I lay Ari's head on my lap and start stroking his hair soothingly I don't know how he's feeling and I don't know how to make this better, but I want to help. I rub his head and play with his hair, hoping he feels comforted. I lean down to listen for breathing and thank God, he is.
 

"Don't leave me now. I need you." I admit to him, burying my face in his damp chest. I cry into him and although he isn't awake, just having the warmth and comfort of his body makes me feel better. I'm not sure how long we lay there, Ari passed out and me crying into his chest.

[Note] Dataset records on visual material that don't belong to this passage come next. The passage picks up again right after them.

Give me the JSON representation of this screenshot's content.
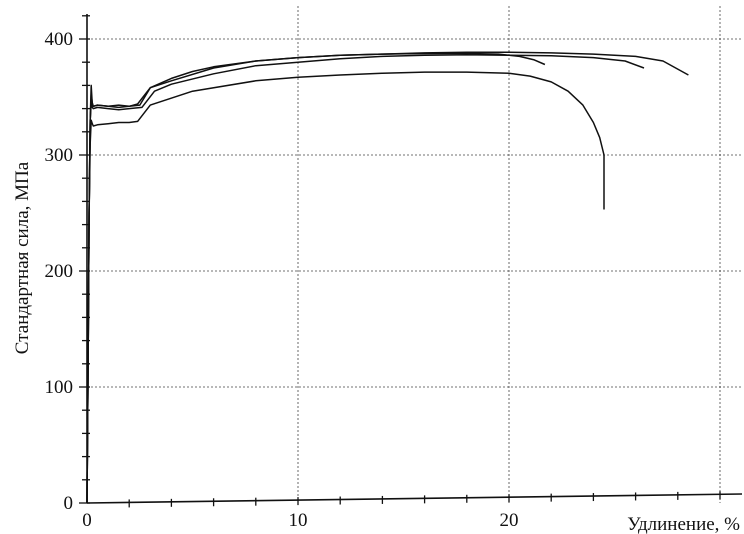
{
  "chart_data": {
    "type": "line",
    "title": "",
    "xlabel": "Удлинение, %",
    "ylabel": "Стандартная сила,  МПа",
    "xlim": [
      0,
      30
    ],
    "ylim": [
      0,
      400
    ],
    "x_ticks": [
      "0",
      "10",
      "20"
    ],
    "y_ticks": [
      "0",
      "100",
      "200",
      "300",
      "400"
    ],
    "grid": "dashed",
    "legend": "none",
    "series": [
      {
        "x": [
          0,
          0.05,
          0.1,
          0.15,
          0.2,
          0.25,
          0.3,
          0.5,
          1.0,
          1.5,
          2.0,
          2.4,
          3.0,
          4,
          5,
          6,
          8,
          10,
          12,
          14,
          16,
          18,
          19.5,
          20.5,
          21.2,
          21.7
        ],
        "values": [
          0,
          120,
          250,
          330,
          352,
          345,
          342,
          343,
          342,
          341,
          342,
          344,
          358,
          366,
          372,
          376,
          381,
          384,
          386,
          387,
          387.5,
          387.5,
          387,
          385,
          382,
          378
        ]
      },
      {
        "x": [
          0,
          0.05,
          0.1,
          0.15,
          0.2,
          0.25,
          0.3,
          0.5,
          1.0,
          1.5,
          2.0,
          2.6,
          3.2,
          4,
          6,
          8,
          10,
          12,
          14,
          16,
          18,
          20,
          22,
          24,
          25.5,
          26.4
        ],
        "values": [
          0,
          120,
          250,
          330,
          345,
          341,
          340,
          341,
          340,
          339,
          340,
          341,
          355,
          361,
          370,
          377,
          380,
          383,
          385,
          386,
          386.5,
          386,
          385.5,
          384,
          381,
          375
        ]
      },
      {
        "x": [
          0,
          0.05,
          0.1,
          0.15,
          0.2,
          0.25,
          0.3,
          0.5,
          1.0,
          1.5,
          2.0,
          2.5,
          3.0,
          4,
          6,
          8,
          10,
          12,
          14,
          16,
          18,
          20,
          22,
          24,
          26,
          27.3,
          28.5
        ],
        "values": [
          0,
          120,
          250,
          330,
          360,
          343,
          342,
          343,
          342,
          343,
          342,
          343,
          358,
          364,
          375,
          381,
          384,
          386,
          387,
          388,
          388.5,
          388.5,
          388,
          387,
          385,
          381,
          369
        ]
      },
      {
        "x": [
          0,
          0.05,
          0.1,
          0.15,
          0.2,
          0.25,
          0.3,
          0.5,
          1.0,
          1.5,
          2.0,
          2.4,
          3.0,
          5,
          8,
          10,
          12,
          14,
          16,
          18,
          20,
          21,
          22,
          22.8,
          23.5,
          24.0,
          24.3,
          24.5,
          24.5,
          24.5
        ],
        "values": [
          0,
          120,
          250,
          310,
          330,
          327,
          325,
          326,
          327,
          328,
          328,
          329,
          343,
          355,
          364,
          367,
          369,
          370.5,
          371.5,
          371.5,
          370.5,
          368,
          363,
          355,
          343,
          328,
          315,
          300,
          280,
          253
        ]
      }
    ]
  }
}
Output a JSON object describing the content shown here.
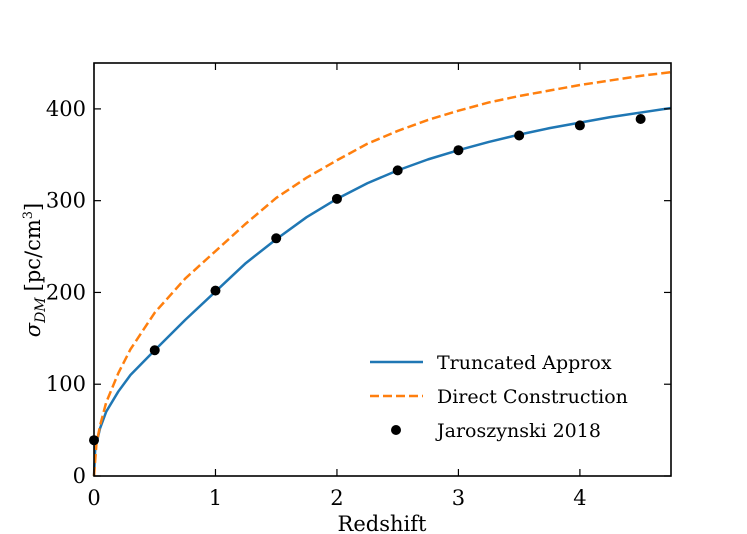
{
  "chart_data": {
    "type": "line",
    "title": "",
    "xlabel": "Redshift",
    "ylabel": "σ_DM [pc/cm³]",
    "ylabel_parts": {
      "sigma": "σ",
      "subscript": "DM",
      "units": "[pc/cm",
      "exp": "3",
      "close": "]"
    },
    "xlim": [
      0,
      4.75
    ],
    "ylim": [
      0,
      450
    ],
    "xticks": [
      0,
      1,
      2,
      3,
      4
    ],
    "yticks": [
      0,
      100,
      200,
      300,
      400
    ],
    "xtick_labels": [
      "0",
      "1",
      "2",
      "3",
      "4"
    ],
    "ytick_labels": [
      "0",
      "100",
      "200",
      "300",
      "400"
    ],
    "grid": false,
    "legend_position": "lower-right",
    "series": [
      {
        "name": "Truncated Approx",
        "kind": "line",
        "color": "#1f77b4",
        "style": "solid",
        "x": [
          0,
          0.01,
          0.05,
          0.1,
          0.2,
          0.3,
          0.5,
          0.75,
          1.0,
          1.25,
          1.5,
          1.75,
          2.0,
          2.25,
          2.5,
          2.75,
          3.0,
          3.25,
          3.5,
          3.75,
          4.0,
          4.25,
          4.5,
          4.75
        ],
        "y": [
          0,
          30,
          52,
          70,
          92,
          110,
          137,
          170,
          201,
          232,
          258,
          282,
          302,
          319,
          333,
          345,
          355,
          364,
          372,
          379,
          385,
          391,
          396,
          401
        ]
      },
      {
        "name": "Direct Construction",
        "kind": "line",
        "color": "#ff7f0e",
        "style": "dashed",
        "x": [
          0,
          0.02,
          0.05,
          0.1,
          0.2,
          0.3,
          0.5,
          0.75,
          1.0,
          1.25,
          1.5,
          1.75,
          2.0,
          2.25,
          2.5,
          2.75,
          3.0,
          3.25,
          3.5,
          3.75,
          4.0,
          4.25,
          4.5,
          4.75
        ],
        "y": [
          0,
          35,
          55,
          80,
          112,
          138,
          178,
          215,
          245,
          275,
          303,
          325,
          344,
          362,
          376,
          388,
          398,
          407,
          414,
          420,
          426,
          431,
          436,
          440
        ]
      },
      {
        "name": "Jaroszynski 2018",
        "kind": "scatter",
        "color": "#000000",
        "x": [
          0,
          0.5,
          1.0,
          1.5,
          2.0,
          2.5,
          3.0,
          3.5,
          4.0,
          4.5
        ],
        "y": [
          39,
          137,
          202,
          259,
          302,
          333,
          355,
          371,
          382,
          389
        ]
      }
    ]
  }
}
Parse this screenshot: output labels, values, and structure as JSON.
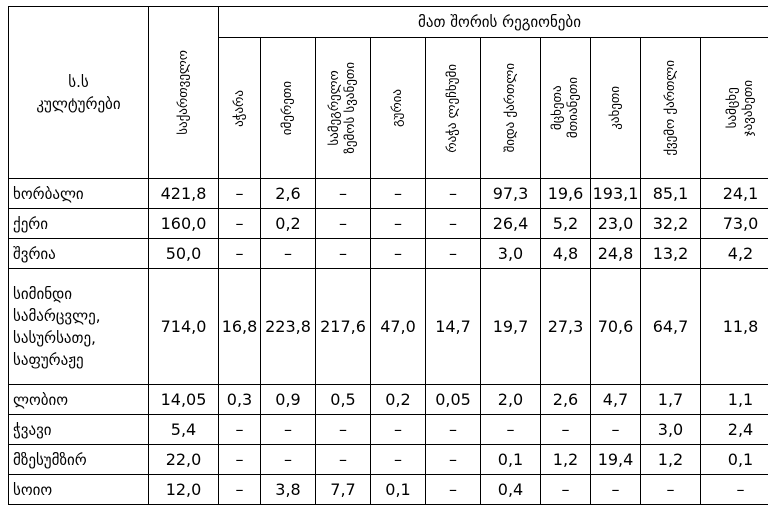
{
  "header": {
    "crops_label_line1": "ს.ს",
    "crops_label_line2": "კულტურები",
    "georgia": "საქართველო",
    "regions_group": "მათ შორის რეგიონები",
    "regions": [
      {
        "line1": "აჭარა",
        "line2": ""
      },
      {
        "line1": "იმერეთი",
        "line2": ""
      },
      {
        "line1": "სამეგრელო",
        "line2": "ზემოს სვანეთი"
      },
      {
        "line1": "გურია",
        "line2": ""
      },
      {
        "line1": "რაჭა ლეჩხუმი",
        "line2": ""
      },
      {
        "line1": "შიდა ქართლი",
        "line2": ""
      },
      {
        "line1": "მცხეთა",
        "line2": "მთიანეთი"
      },
      {
        "line1": "კახეთი",
        "line2": ""
      },
      {
        "line1": "ქვემო ქართლი",
        "line2": ""
      },
      {
        "line1": "სამცხე",
        "line2": "ჯავახეთი"
      }
    ]
  },
  "rows": [
    {
      "crop": "ხორბალი",
      "georgia": "421,8",
      "values": [
        "–",
        "2,6",
        "–",
        "–",
        "–",
        "97,3",
        "19,6",
        "193,1",
        "85,1",
        "24,1"
      ]
    },
    {
      "crop": "ქერი",
      "georgia": "160,0",
      "values": [
        "–",
        "0,2",
        "–",
        "–",
        "–",
        "26,4",
        "5,2",
        "23,0",
        "32,2",
        "73,0"
      ]
    },
    {
      "crop": "შვრია",
      "georgia": "50,0",
      "values": [
        "–",
        "–",
        "–",
        "–",
        "–",
        "3,0",
        "4,8",
        "24,8",
        "13,2",
        "4,2"
      ]
    },
    {
      "crop": "სიმინდი სამარცვლე, სასურსათე, საფურაჟე",
      "georgia": "714,0",
      "values": [
        "16,8",
        "223,8",
        "217,6",
        "47,0",
        "14,7",
        "19,7",
        "27,3",
        "70,6",
        "64,7",
        "11,8"
      ]
    },
    {
      "crop": "ლობიო",
      "georgia": "14,05",
      "values": [
        "0,3",
        "0,9",
        "0,5",
        "0,2",
        "0,05",
        "2,0",
        "2,6",
        "4,7",
        "1,7",
        "1,1"
      ]
    },
    {
      "crop": "ჭვავი",
      "georgia": "5,4",
      "values": [
        "–",
        "–",
        "–",
        "–",
        "–",
        "–",
        "–",
        "–",
        "3,0",
        "2,4"
      ]
    },
    {
      "crop": "მზესუმზირ",
      "georgia": "22,0",
      "values": [
        "–",
        "–",
        "–",
        "–",
        "–",
        "0,1",
        "1,2",
        "19,4",
        "1,2",
        "0,1"
      ]
    },
    {
      "crop": "სოიო",
      "georgia": "12,0",
      "values": [
        "–",
        "3,8",
        "7,7",
        "0,1",
        "–",
        "0,4",
        "–",
        "–",
        "–",
        "–"
      ]
    }
  ]
}
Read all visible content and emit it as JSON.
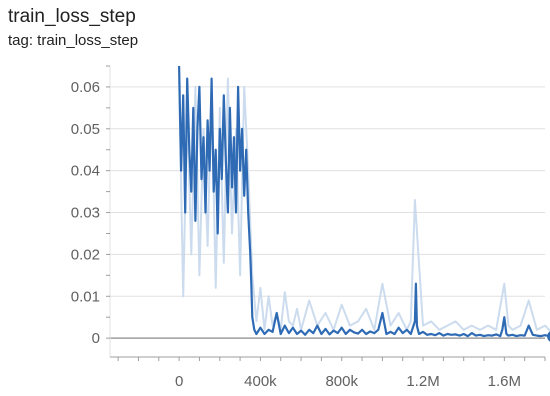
{
  "card": {
    "title": "train_loss_step",
    "subtitle": "tag: train_loss_step"
  },
  "chart_data": {
    "type": "line",
    "title": "train_loss_step",
    "subtitle": "tag: train_loss_step",
    "xlabel": "",
    "ylabel": "",
    "xlim": [
      -340000,
      1800000
    ],
    "ylim": [
      -0.0045,
      0.065
    ],
    "xticks": [
      0,
      400000,
      800000,
      1200000,
      1600000
    ],
    "xtick_labels": [
      "0",
      "400k",
      "800k",
      "1.2M",
      "1.6M"
    ],
    "yticks": [
      0,
      0.01,
      0.02,
      0.03,
      0.04,
      0.05,
      0.06
    ],
    "ytick_labels": [
      "0",
      "0.01",
      "0.02",
      "0.03",
      "0.04",
      "0.05",
      "0.06"
    ],
    "grid": true,
    "colors": {
      "smoothed": "#2f6bb5",
      "raw": "#c6d8ec",
      "axis": "#9e9e9e",
      "grid": "#e0e0e0"
    },
    "series": [
      {
        "style": "raw",
        "x": [
          0,
          20000,
          40000,
          60000,
          80000,
          100000,
          120000,
          140000,
          160000,
          180000,
          200000,
          220000,
          240000,
          260000,
          280000,
          300000,
          320000,
          340000,
          360000,
          380000,
          400000,
          420000,
          440000,
          460000,
          480000,
          500000,
          520000,
          540000,
          560000,
          580000,
          600000,
          640000,
          680000,
          720000,
          760000,
          800000,
          840000,
          880000,
          920000,
          960000,
          1000000,
          1040000,
          1080000,
          1120000,
          1140000,
          1160000,
          1200000,
          1240000,
          1280000,
          1320000,
          1360000,
          1400000,
          1440000,
          1480000,
          1520000,
          1560000,
          1600000,
          1620000,
          1640000,
          1680000,
          1720000,
          1760000,
          1800000,
          1840000
        ],
        "y": [
          0.062,
          0.01,
          0.055,
          0.02,
          0.06,
          0.015,
          0.05,
          0.022,
          0.06,
          0.012,
          0.055,
          0.018,
          0.062,
          0.025,
          0.05,
          0.015,
          0.06,
          0.04,
          0.015,
          0.004,
          0.012,
          0.002,
          0.01,
          0.003,
          0.006,
          0.002,
          0.011,
          0.004,
          0.003,
          0.007,
          0.002,
          0.009,
          0.003,
          0.006,
          0.002,
          0.008,
          0.003,
          0.004,
          0.007,
          0.002,
          0.013,
          0.003,
          0.006,
          0.002,
          0.004,
          0.033,
          0.003,
          0.004,
          0.002,
          0.003,
          0.004,
          0.002,
          0.003,
          0.002,
          0.003,
          0.002,
          0.013,
          0.003,
          0.002,
          0.003,
          0.009,
          0.002,
          0.003,
          0.001
        ]
      },
      {
        "style": "smoothed",
        "x": [
          0,
          10000,
          20000,
          30000,
          40000,
          50000,
          60000,
          70000,
          80000,
          90000,
          100000,
          110000,
          120000,
          130000,
          140000,
          150000,
          160000,
          170000,
          180000,
          190000,
          200000,
          210000,
          220000,
          230000,
          240000,
          250000,
          260000,
          270000,
          280000,
          290000,
          300000,
          310000,
          320000,
          330000,
          340000,
          350000,
          355000,
          360000,
          370000,
          380000,
          400000,
          420000,
          440000,
          460000,
          480000,
          500000,
          520000,
          540000,
          560000,
          580000,
          600000,
          620000,
          640000,
          660000,
          680000,
          700000,
          720000,
          740000,
          760000,
          780000,
          800000,
          820000,
          840000,
          860000,
          880000,
          900000,
          920000,
          940000,
          960000,
          980000,
          1000000,
          1020000,
          1040000,
          1060000,
          1080000,
          1100000,
          1120000,
          1140000,
          1160000,
          1165000,
          1170000,
          1180000,
          1200000,
          1220000,
          1240000,
          1260000,
          1280000,
          1300000,
          1320000,
          1340000,
          1360000,
          1380000,
          1400000,
          1420000,
          1440000,
          1460000,
          1480000,
          1500000,
          1520000,
          1540000,
          1560000,
          1580000,
          1590000,
          1600000,
          1610000,
          1620000,
          1640000,
          1660000,
          1680000,
          1700000,
          1720000,
          1740000,
          1760000,
          1780000,
          1800000,
          1820000,
          1840000
        ],
        "y": [
          0.065,
          0.04,
          0.058,
          0.03,
          0.062,
          0.045,
          0.035,
          0.055,
          0.028,
          0.05,
          0.06,
          0.038,
          0.048,
          0.03,
          0.052,
          0.04,
          0.062,
          0.035,
          0.045,
          0.025,
          0.05,
          0.038,
          0.058,
          0.042,
          0.03,
          0.055,
          0.036,
          0.048,
          0.03,
          0.06,
          0.04,
          0.05,
          0.034,
          0.045,
          0.03,
          0.02,
          0.013,
          0.005,
          0.002,
          0.001,
          0.0025,
          0.001,
          0.002,
          0.0015,
          0.006,
          0.001,
          0.003,
          0.0012,
          0.0025,
          0.001,
          0.0018,
          0.0008,
          0.002,
          0.0012,
          0.003,
          0.001,
          0.0022,
          0.0009,
          0.0018,
          0.0012,
          0.0025,
          0.001,
          0.002,
          0.0014,
          0.0011,
          0.002,
          0.001,
          0.0016,
          0.0012,
          0.002,
          0.006,
          0.001,
          0.0015,
          0.001,
          0.0025,
          0.0012,
          0.002,
          0.001,
          0.004,
          0.013,
          0.003,
          0.001,
          0.0015,
          0.0008,
          0.001,
          0.0007,
          0.0012,
          0.0006,
          0.001,
          0.0008,
          0.0009,
          0.0006,
          0.001,
          0.0005,
          0.0012,
          0.0006,
          0.0008,
          0.0005,
          0.0007,
          0.0006,
          0.0009,
          0.0005,
          0.002,
          0.005,
          0.001,
          0.0006,
          0.0008,
          0.0005,
          0.0007,
          0.0006,
          0.003,
          0.0008,
          0.0006,
          0.0005,
          0.0007,
          0.0005,
          0.0004
        ]
      }
    ],
    "last_point": {
      "x": 1840000,
      "y": 0.0004
    }
  }
}
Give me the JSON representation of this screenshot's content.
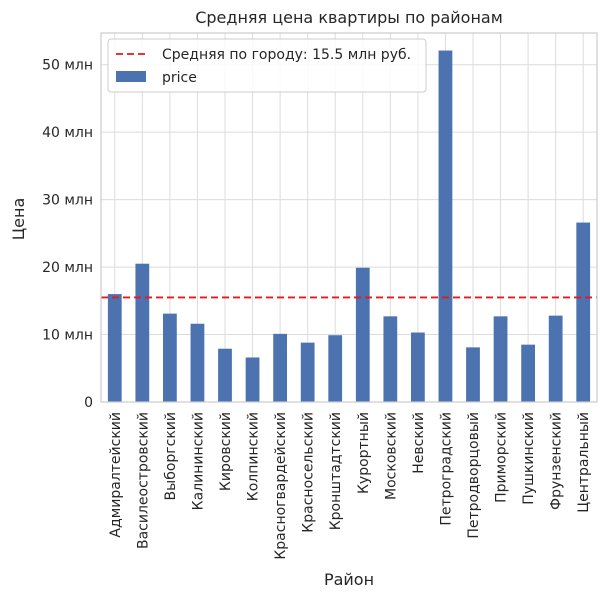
{
  "chart_data": {
    "type": "bar",
    "title": "Средняя цена квартиры по районам",
    "xlabel": "Район",
    "ylabel": "Цена",
    "categories": [
      "Адмиралтейский",
      "Василеостровский",
      "Выборгский",
      "Калининский",
      "Кировский",
      "Колпинский",
      "Красногвардейский",
      "Красносельский",
      "Кронштадтский",
      "Курортный",
      "Московский",
      "Невский",
      "Петроградский",
      "Петродворцовый",
      "Приморский",
      "Пушкинский",
      "Фрунзенский",
      "Центральный"
    ],
    "series": [
      {
        "name": "price",
        "color": "#4c72b0",
        "values": [
          16.0,
          20.5,
          13.1,
          11.6,
          7.9,
          6.6,
          10.1,
          8.8,
          9.9,
          19.9,
          12.7,
          10.3,
          52.1,
          8.1,
          12.7,
          8.5,
          12.8,
          26.6
        ]
      }
    ],
    "ylim": [
      0,
      54.7
    ],
    "yticks": [
      0,
      10,
      20,
      30,
      40,
      50
    ],
    "ytick_labels": [
      "0",
      "10 млн",
      "20 млн",
      "30 млн",
      "40 млн",
      "50 млн"
    ],
    "reference_line": {
      "value": 15.5,
      "label": "Средняя по городу: 15.5 млн руб.",
      "color": "#e41a1c",
      "style": "dashed"
    },
    "grid": true,
    "legend_position": "top-left"
  }
}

Ari's chest moves as a long breath comes out and I pop my head up, staring down at his face. I want him to wake up so badly that I fear it may just be my imagination playing tricks. A small smile spreads across his face signaling that he's coherent. His eyes stay closed but his arms cling onto me tight like safety. Finally his beautiful eyes open and they stare straight into me with admiration.
 

I can't help the joy I feel when he finally wakes up. I grab him, hugging him tight, never wanting to be scared like that again. He makes a gurgling sound and I realize that I'm hugging him too hard. I losen up a little bit and then question him.
 

"What happened back there?" I ask, my voice betraying me by shrieking.
 

"I had to save you." He whispers.
 

"You sacrificed yourself for me?" I ask, not understanding why he would do that.
 

"Always, Eury." He states giving me a duh expression, like I should already know that. I blush at his admission.

"Thank you." I say, not knowing how else to show him how much he matters.

"You can repay me by never letting me swim in that damn river again. Shit hurt." He jokes, returning back to his old self. I smile down at him, touching the side of his face as I run my hands through his thick hair.
 

"I touched the water when I was saving you and it killed. I can't imagine what you felt. I'm so sorry." I apologize, guilty that I took so long to save him.

"You think we can just rest for a little. My body's still hurting." He says, grasping for words.
 

"Of course. I'll keep you safe now." I claim as he closes his eyes. He curls up on his side, tucking his head into my stomach while he wraps both arms around my body.
 

I must have drifted off to sleep because I wake up with a start, jumping when I realize where I am. I push Ari aside wanting to progress in our mission. I make sure he is comfortable and then get up noticing the change in weather. I'm not sure how long we were asleep but the area is now really hot—my hair matted down with sweat.

Ari wakes up behind me, with a panicked look on his face. His head swivels, taking in his surroundings until he spots me and relaxes. He walks over to me and places both of his hands on my face, staring at me to make sure that I'm okay.
 

"What's the matter?" He asks. I get the feeling of de ja vu when I know this is that dream I had a couple nights ago! The cave, the worry—oh my god, the kiss.